Black September was a convulsion in the region. It marked Nasser’s last bow; hours after mediating the ceasefire, the Egyptian dictator succumbed to a heart attack. But it had more direct conse- quences in other regional countries: Israel took the opportunity to mop up fidayin bases in the West Bank, while the Baathist regimes of Iraq and Syria were directly convulsed in autumn 1970. Hardan Abdul-Ghaffar, Iraq’s powerful second-in-command, was scape- goated for Baghdad’s non-intervention by his colleagues, exiled, and soon murdered, marking another step in his rival Saddam Hussein’s ascent up the ranks. In Syria, meanwhile, the failed expedition was the last straw for the ruling junta, as defence minister Hafez Assad mounted a bloodless coup and set up a personalized dictatorship around his faction of the Baath, which tacitly assisted the marginalization of the fidayin over the next years. Finally, the ouster of Palestinians from Jordan also gave right wing Maronites a useful precedent to mount their own attack on the Palestinians in Lebanon, a major factor in the civil war that would erupt in the mid-1970s.

In the aftermath of the defeat, and particularly Jordan’s refusal to come to terms in 1971, the fidayin remained at cross-purposes. Arafat and Wazir, in particular, tried to set up a fidayin base in Lebanon, bolstered by a number of Jordanian military defectors who soon assumed top positions in the fidayin ranks to build a “state within” the Lebanese state: this included military commander Saad Sayel, Abu Moussa Muragheh, and Attaullah Attaullah.

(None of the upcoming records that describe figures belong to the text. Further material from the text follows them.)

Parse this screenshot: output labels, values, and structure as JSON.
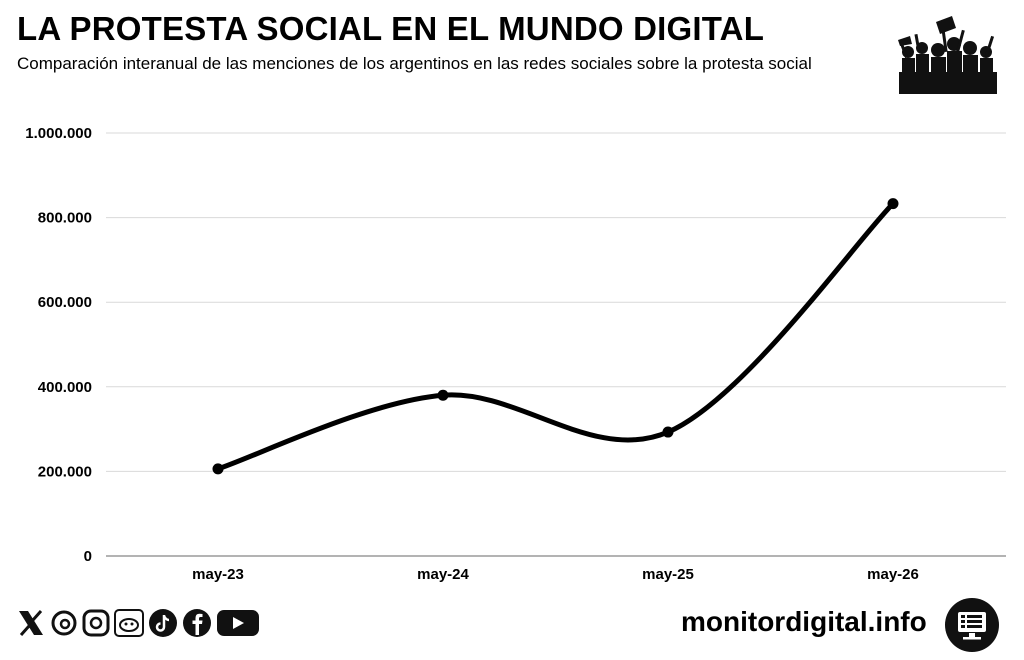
{
  "header": {
    "title": "LA PROTESTA SOCIAL EN EL MUNDO DIGITAL",
    "subtitle": "Comparación interanual de las menciones de los argentinos en las redes sociales sobre la protesta social"
  },
  "chart_data": {
    "type": "line",
    "title": "LA PROTESTA SOCIAL EN EL MUNDO DIGITAL",
    "subtitle": "Comparación interanual de las menciones de los argentinos en las redes sociales sobre la protesta social",
    "categories": [
      "may-23",
      "may-24",
      "may-25",
      "may-26"
    ],
    "series": [
      {
        "values": [
          206000,
          380000,
          293000,
          833000
        ]
      }
    ],
    "ylim": [
      0,
      1000000
    ],
    "yticks": [
      0,
      200000,
      400000,
      600000,
      800000,
      1000000
    ],
    "ytick_labels": [
      "0",
      "200.000",
      "400.000",
      "600.000",
      "800.000",
      "1.000.000"
    ],
    "grid": true,
    "line_color": "#000000",
    "grid_color": "#d9d9d9"
  },
  "footer": {
    "social_icons": [
      "x-icon",
      "threads-icon",
      "instagram-icon",
      "reddit-icon",
      "tiktok-icon",
      "facebook-icon",
      "youtube-icon"
    ],
    "brand": "monitordigital.info",
    "brand_icon": "monitor-icon"
  }
}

But other fidayin – and by no means exclusively the Marxists – adopted different tactics, including hijack, murder, and sabotage. But Banna was only an extreme case: though Fatah had early condemned the Marxists’ inflammatory approach, revenge was a powerful motivator, and a number of Fatah commanders including Khalaf himself soon dabbled in spectacular acts of sabotage and murder, carried out by semi-independent networks named after “Black September”.

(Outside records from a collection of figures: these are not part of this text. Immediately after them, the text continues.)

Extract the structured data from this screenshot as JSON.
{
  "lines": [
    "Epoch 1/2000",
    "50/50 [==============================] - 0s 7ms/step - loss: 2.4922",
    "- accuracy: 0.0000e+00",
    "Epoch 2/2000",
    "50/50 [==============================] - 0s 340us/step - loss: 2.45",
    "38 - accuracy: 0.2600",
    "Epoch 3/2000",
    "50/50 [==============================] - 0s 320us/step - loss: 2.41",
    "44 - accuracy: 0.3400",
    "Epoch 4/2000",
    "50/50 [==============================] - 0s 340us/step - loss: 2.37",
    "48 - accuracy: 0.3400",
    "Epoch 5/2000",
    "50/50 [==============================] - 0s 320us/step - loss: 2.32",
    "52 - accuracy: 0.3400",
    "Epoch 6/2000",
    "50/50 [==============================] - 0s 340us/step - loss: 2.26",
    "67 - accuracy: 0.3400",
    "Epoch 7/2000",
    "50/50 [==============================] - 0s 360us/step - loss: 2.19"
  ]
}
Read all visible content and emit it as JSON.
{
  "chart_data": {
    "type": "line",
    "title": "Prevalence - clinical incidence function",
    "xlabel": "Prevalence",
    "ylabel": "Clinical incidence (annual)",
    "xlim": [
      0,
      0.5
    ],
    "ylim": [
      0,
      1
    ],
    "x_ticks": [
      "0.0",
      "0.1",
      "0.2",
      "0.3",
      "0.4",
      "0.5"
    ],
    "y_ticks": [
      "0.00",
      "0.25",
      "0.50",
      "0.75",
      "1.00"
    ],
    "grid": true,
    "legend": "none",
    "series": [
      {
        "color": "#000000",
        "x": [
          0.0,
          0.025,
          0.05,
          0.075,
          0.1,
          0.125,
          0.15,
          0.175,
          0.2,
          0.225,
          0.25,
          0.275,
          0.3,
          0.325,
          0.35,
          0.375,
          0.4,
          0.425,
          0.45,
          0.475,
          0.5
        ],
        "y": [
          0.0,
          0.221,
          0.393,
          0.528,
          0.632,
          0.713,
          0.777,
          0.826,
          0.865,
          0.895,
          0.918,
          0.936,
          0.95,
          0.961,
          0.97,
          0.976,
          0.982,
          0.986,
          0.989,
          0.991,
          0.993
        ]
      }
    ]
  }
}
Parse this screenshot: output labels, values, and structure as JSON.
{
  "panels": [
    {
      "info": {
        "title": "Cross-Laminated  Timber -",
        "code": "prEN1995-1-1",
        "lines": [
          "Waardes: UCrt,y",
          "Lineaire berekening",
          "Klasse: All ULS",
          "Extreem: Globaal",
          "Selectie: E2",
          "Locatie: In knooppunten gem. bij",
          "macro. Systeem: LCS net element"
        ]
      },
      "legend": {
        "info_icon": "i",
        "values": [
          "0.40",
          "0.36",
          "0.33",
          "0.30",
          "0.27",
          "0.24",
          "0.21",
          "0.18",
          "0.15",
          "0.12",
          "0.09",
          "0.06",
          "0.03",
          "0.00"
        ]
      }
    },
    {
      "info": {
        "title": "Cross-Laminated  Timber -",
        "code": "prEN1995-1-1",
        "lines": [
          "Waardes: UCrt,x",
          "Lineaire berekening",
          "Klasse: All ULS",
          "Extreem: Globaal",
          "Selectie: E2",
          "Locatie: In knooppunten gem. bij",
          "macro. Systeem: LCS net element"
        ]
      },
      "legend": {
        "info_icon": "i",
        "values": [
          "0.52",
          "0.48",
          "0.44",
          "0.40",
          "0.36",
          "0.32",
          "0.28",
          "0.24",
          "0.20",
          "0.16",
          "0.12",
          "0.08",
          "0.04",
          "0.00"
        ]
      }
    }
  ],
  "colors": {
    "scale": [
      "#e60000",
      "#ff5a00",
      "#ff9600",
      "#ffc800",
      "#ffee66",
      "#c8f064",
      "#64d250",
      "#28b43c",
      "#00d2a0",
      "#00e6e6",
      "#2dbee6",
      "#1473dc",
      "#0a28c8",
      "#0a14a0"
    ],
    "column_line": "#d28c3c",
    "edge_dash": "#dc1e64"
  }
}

Black September had taught the fidayin a brutal lesson, since learned by other non-state militants in theatres as far-flung as Afghanistan, Syria, and Chechnya. Local popularity, rhetoric, and theory proved no match against the power of state repression – even a state as apparently fragile as Jordan. The irony was that the fidayin had dreamt of upstaging the Arab capitals in the war on Israel, but ultimately ended up relying on and being disappointed by them. Fragmentation, with the ensuing indecision and argumentation, was also fateful; not only did Marxist maximalism alienate the fidayin, but non-Marxist groups such as Fatah failed to capitalize on their fleeting opportunities to pre-empt the royal offensive.

The reality was that the majority of the fidayin, in spite of fringe rhetoric, never seriously intended to displace the crown, while the Jordanian regime, with the cold ruthlessness of state interests, ultimately did decide on and commit to their displacement. Especially when weighing the rebuffed attempts at reconciliation by the Palestinians in the winter of 1970-71, it is difficult to avoid the impression that, whatever the fidayin excesses, they were more sinned against than sinners: Black September saw a state use hook or crook to implement its monopoly of force.